|
|
|
|
|
by eropple
849 days ago
|
|
> So one thing you could say is, well, every generation says that there were less strikeouts in third day. But there's actually data on this and..... it's true! Almost every decade, from the 1800s through every decade of the 1900s through now, strikeouts really have been going up year to year. And so that intergenerational commentary, well, it's describing a real thing that really is happening. I agree with the factual observations in your post, but there's an additional bit here, and that there's qualitative value being assigned to what The Youths don't mind and The Olds protest.
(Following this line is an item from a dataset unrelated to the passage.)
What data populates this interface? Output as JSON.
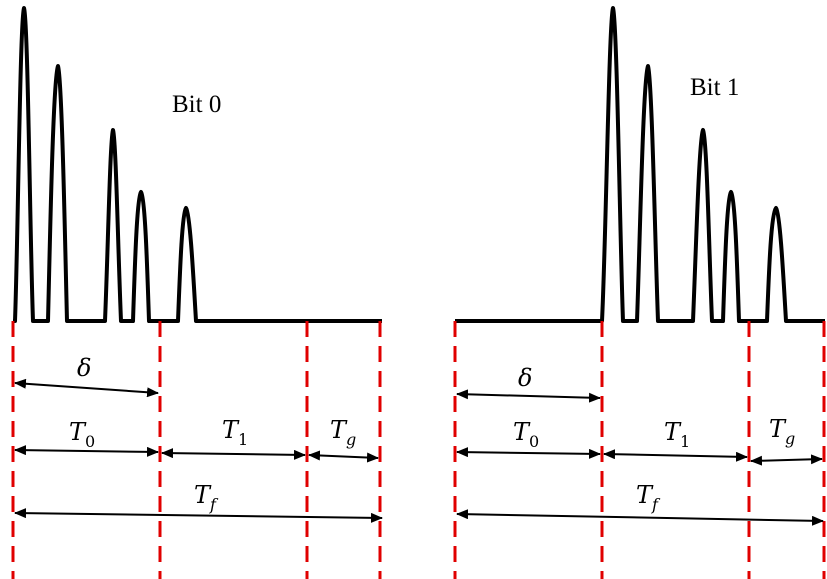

In baseball, the guys who strike out a lot but hit a ton of home runs create more runs, and therefore create more wins, than most base-hit machines (obvious outliers exist, but you get the idea). On my computer, VS Code does more things that benefit me than vim does (and the outlier here, I guess, would be "a lovingly crafted vim monstrosity that uses all the LSPs etc. designed for VS Code et al in the first place"--doable but not the happy path, etc.). There's also (and IMO this is more in code than baseball) some kind of bizarre moral valence assigned, and that I don't even pretend to understand, but that's a different story. |
|
A few things here. I want the main center of gravity in the point that I'm making to be a way of approaching intergenerational reports of a given phenomenon, namely that they shouldn't just be dismissed as a function of old age or a function of changing perspective. After that point, pretty much any point you want to make is fair game as far as I'm concerned. In the case of baseball, there are positives and negatives. It clearly seems to be a positive trade-off for hitters who are choosing which style to take. I suppose there's another consideration at a higher level as to whether it benefits the game itself. So that can go either way in my opinion depending on what's important.
I tried at the end to throw in some other examples, shortening of attention spans, and environmental degradation. I think in those cases it's clear that there's something negative going on. But in general we don't have to agree with the value judgment if it's negative, but I think the positive or negative value judgments is an independent thing from the phenomenon of multiple generations attesting to some thing happening.